WEST Vancouver's director of planning, Bob Sokol, is undoubtedly correct when he says there is no silver bullet out there that will magically transform Ambleside with one shot into a pedestrian-friendly, local-business-supporting destination.
Clearly "Ambleside Activation" is a process already begun, but Monday's council endorsement is but a small step to achieving hoped-for transformation.
To some, it would appear that the Grosvenor redevelopment proposal for the 1300-block of Marine Drive would be key to bringing desired change.
To others, the proposed massing is anathema and the price too high for the promised rewards.
But there are many strings to the bow of Ambleside Activation and it will be important to evaluate them collectively, not judge them in isolation.
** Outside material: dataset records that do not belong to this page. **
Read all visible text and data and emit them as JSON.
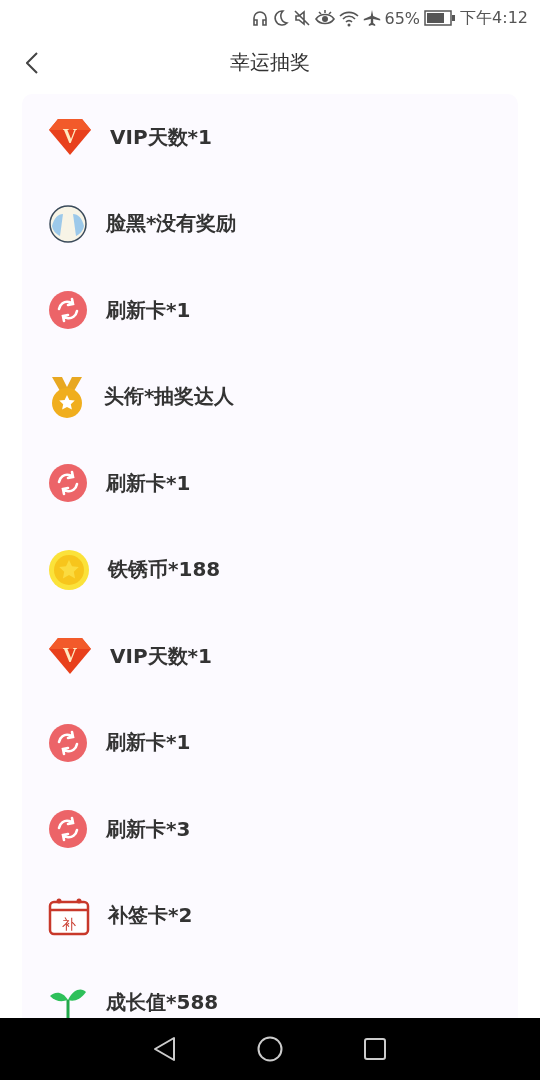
{
  "status_bar": {
    "battery": "65%",
    "time": "下午4:12"
  },
  "header": {
    "title": "幸运抽奖"
  },
  "prizes": [
    {
      "kind": "vip",
      "badge": "V",
      "label": "VIP天数*1"
    },
    {
      "kind": "face",
      "label": "脸黑*没有奖励"
    },
    {
      "kind": "refresh",
      "label": "刷新卡*1"
    },
    {
      "kind": "medal",
      "label": "头衔*抽奖达人"
    },
    {
      "kind": "refresh",
      "label": "刷新卡*1"
    },
    {
      "kind": "coin",
      "label": "铁锈币*188"
    },
    {
      "kind": "vip",
      "badge": "V",
      "label": "VIP天数*1"
    },
    {
      "kind": "refresh",
      "label": "刷新卡*1"
    },
    {
      "kind": "refresh",
      "label": "刷新卡*3"
    },
    {
      "kind": "calendar",
      "badge": "补",
      "label": "补签卡*2"
    },
    {
      "kind": "sprout",
      "label": "成长值*588"
    }
  ]
}
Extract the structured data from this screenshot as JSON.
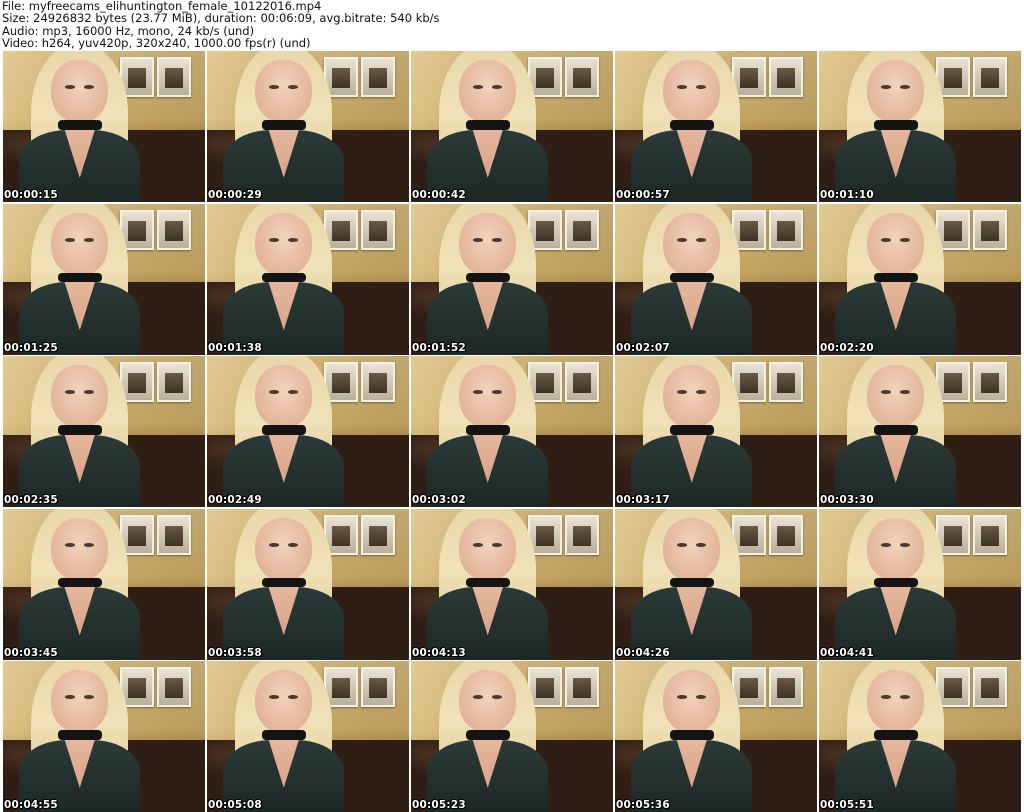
{
  "header": {
    "file_line": "File: myfreecams_elihuntington_female_10122016.mp4",
    "size_line": "Size: 24926832 bytes (23.77 MiB), duration: 00:06:09, avg.bitrate: 540 kb/s",
    "audio_line": "Audio: mp3, 16000 Hz, mono, 24 kb/s (und)",
    "video_line": "Video: h264, yuv420p, 320x240, 1000.00 fps(r) (und)"
  },
  "thumbnails": [
    {
      "timestamp": "00:00:15"
    },
    {
      "timestamp": "00:00:29"
    },
    {
      "timestamp": "00:00:42"
    },
    {
      "timestamp": "00:00:57"
    },
    {
      "timestamp": "00:01:10"
    },
    {
      "timestamp": "00:01:25"
    },
    {
      "timestamp": "00:01:38"
    },
    {
      "timestamp": "00:01:52"
    },
    {
      "timestamp": "00:02:07"
    },
    {
      "timestamp": "00:02:20"
    },
    {
      "timestamp": "00:02:35"
    },
    {
      "timestamp": "00:02:49"
    },
    {
      "timestamp": "00:03:02"
    },
    {
      "timestamp": "00:03:17"
    },
    {
      "timestamp": "00:03:30"
    },
    {
      "timestamp": "00:03:45"
    },
    {
      "timestamp": "00:03:58"
    },
    {
      "timestamp": "00:04:13"
    },
    {
      "timestamp": "00:04:26"
    },
    {
      "timestamp": "00:04:41"
    },
    {
      "timestamp": "00:04:55"
    },
    {
      "timestamp": "00:05:08"
    },
    {
      "timestamp": "00:05:23"
    },
    {
      "timestamp": "00:05:36"
    },
    {
      "timestamp": "00:05:51"
    }
  ]
}
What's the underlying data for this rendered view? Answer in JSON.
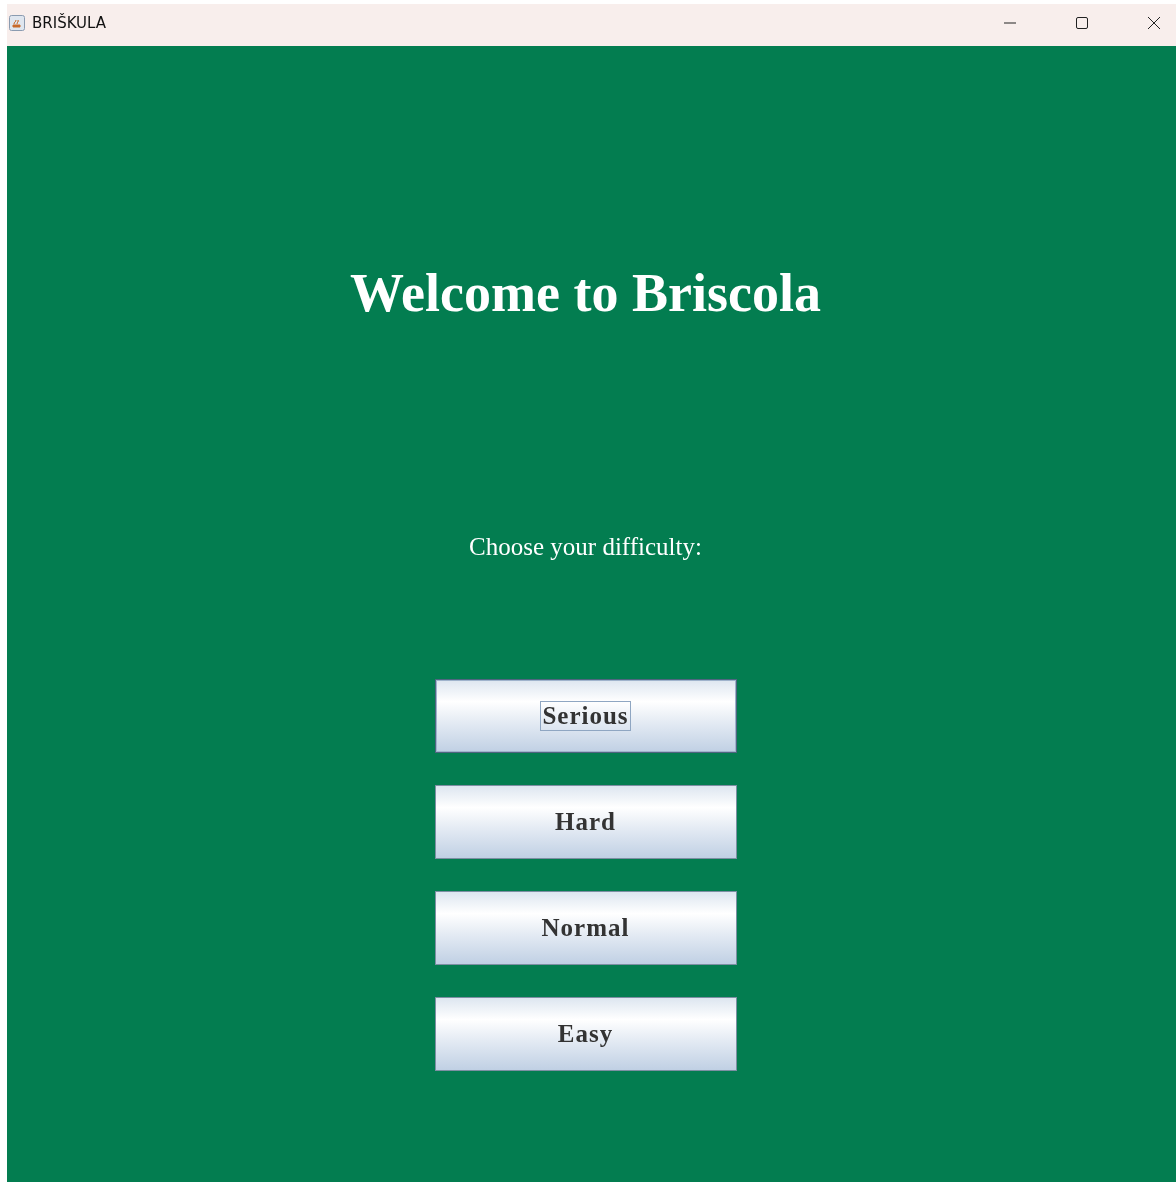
{
  "window": {
    "title": "BRIŠKULA"
  },
  "heading": "Welcome to Briscola",
  "prompt": "Choose your difficulty:",
  "buttons": [
    {
      "label": "Serious",
      "focused": true
    },
    {
      "label": "Hard",
      "focused": false
    },
    {
      "label": "Normal",
      "focused": false
    },
    {
      "label": "Easy",
      "focused": false
    }
  ]
}
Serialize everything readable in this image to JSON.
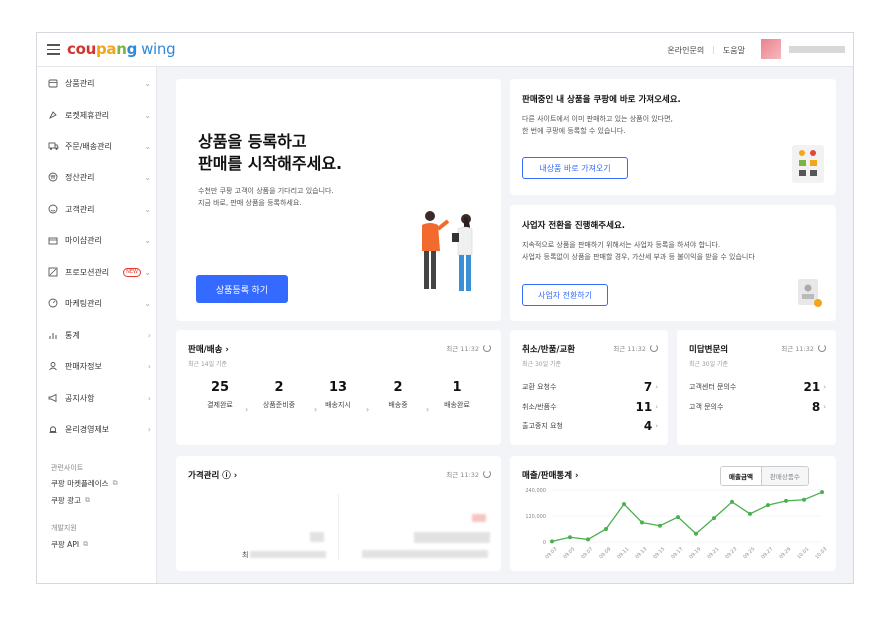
{
  "header": {
    "logo_parts": [
      "cou",
      "pa",
      "n",
      "g"
    ],
    "logo_wing": "wing",
    "links": [
      "온라인문의",
      "도움말"
    ]
  },
  "sidebar": {
    "items": [
      {
        "label": "상품관리",
        "icon": "box-icon"
      },
      {
        "label": "로켓제휴관리",
        "icon": "rocket-icon"
      },
      {
        "label": "주문/배송관리",
        "icon": "truck-icon"
      },
      {
        "label": "정산관리",
        "icon": "won-icon"
      },
      {
        "label": "고객관리",
        "icon": "smile-icon"
      },
      {
        "label": "마이샵관리",
        "icon": "shop-icon"
      },
      {
        "label": "프로모션관리",
        "icon": "promotion-icon",
        "badge": "NEW"
      },
      {
        "label": "마케팅관리",
        "icon": "marketing-icon"
      },
      {
        "label": "통계",
        "icon": "chart-icon"
      },
      {
        "label": "판매자정보",
        "icon": "user-icon"
      },
      {
        "label": "공지사항",
        "icon": "megaphone-icon"
      },
      {
        "label": "윤리경영제보",
        "icon": "bell-icon"
      }
    ],
    "related_title": "관련사이트",
    "related_links": [
      "쿠팡 마켓플레이스",
      "쿠팡 광고"
    ],
    "dev_title": "개발지원",
    "dev_links": [
      "쿠팡 API"
    ]
  },
  "hero": {
    "title_line1": "상품을 등록하고",
    "title_line2": "판매를 시작해주세요.",
    "sub_line1": "수천만 쿠팡 고객이 상품을 기다리고 있습니다.",
    "sub_line2": "지금 바로, 판매 상품을 등록하세요.",
    "button": "상품등록 하기"
  },
  "import_card": {
    "title": "판매중인 내 상품을 쿠팡에 바로 가져오세요.",
    "desc_line1": "다른 사이트에서 이미 판매하고 있는 상품이 있다면,",
    "desc_line2": "한 번에 쿠팡에 등록할 수 있습니다.",
    "button": "내상품 바로 가져오기"
  },
  "biz_card": {
    "title": "사업자 전환을 진행해주세요.",
    "desc_line1": "지속적으로 상품을 판매하기 위해서는 사업자 등록을 하셔야 합니다.",
    "desc_line2": "사업자 등록없이 상품을 판매할 경우, 가산세 부과 등 불이익을 받을 수 있습니다",
    "button": "사업자 전환하기"
  },
  "sales_card": {
    "title": "판매/배송",
    "recent": "최근 11:32",
    "note": "최근 14일 기준",
    "stats": [
      {
        "num": "25",
        "label": "결제완료"
      },
      {
        "num": "2",
        "label": "상품준비중"
      },
      {
        "num": "13",
        "label": "배송지시"
      },
      {
        "num": "2",
        "label": "배송중"
      },
      {
        "num": "1",
        "label": "배송완료"
      }
    ]
  },
  "returns_card": {
    "title": "취소/반품/교환",
    "recent": "최근 11:32",
    "note": "최근 30일 기준",
    "rows": [
      {
        "label": "교환 요청수",
        "value": "7"
      },
      {
        "label": "취소/반품수",
        "value": "11"
      },
      {
        "label": "출고중지 요청",
        "value": "4"
      }
    ]
  },
  "inquiry_card": {
    "title": "미답변문의",
    "recent": "최근 11:32",
    "note": "최근 30일 기준",
    "rows": [
      {
        "label": "고객센터 문의수",
        "value": "21"
      },
      {
        "label": "고객 문의수",
        "value": "8"
      }
    ]
  },
  "price_card": {
    "title": "가격관리",
    "recent": "최근 11:32",
    "prefix": "최"
  },
  "stats_card": {
    "title": "매출/판매통계",
    "tabs": [
      "매출금액",
      "판매상품수"
    ],
    "chart_data": {
      "type": "line",
      "yticks": [
        "240,000",
        "120,000",
        "0"
      ],
      "ylim": [
        0,
        240000
      ],
      "x": [
        "09.03",
        "09.05",
        "09.07",
        "09.09",
        "09.11",
        "09.13",
        "09.15",
        "09.17",
        "09.19",
        "09.21",
        "09.23",
        "09.25",
        "09.27",
        "09.29",
        "10.01",
        "10.03"
      ],
      "series": [
        {
          "color": "#4caf50",
          "values": [
            3000,
            22000,
            12000,
            60000,
            175000,
            90000,
            75000,
            115000,
            38000,
            110000,
            185000,
            130000,
            170000,
            190000,
            195000,
            230000
          ]
        }
      ]
    }
  },
  "colors": {
    "accent": "#346aff",
    "line": "#4caf50"
  }
}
Food carts and or trucks might enhance a seaside stroll for visitors, but will they - and possibly more restaurants - take customers from existing businesses that have struggled for years to survive? Perhaps it will be possible to offer existing restaurants first choice of the "moveable" business licences?
But whether it is waterfront restaurants, funky food trucks, a permanent farmers' market, a visual arts centre or just the view, one overarching challenge must be met if more visitors and shoppers are to be welcomed.
Parking is paramount. And unless it is a focus from the beginning such that short-and medium-term parking is easy to find, it won't matter how Ambleside is activated.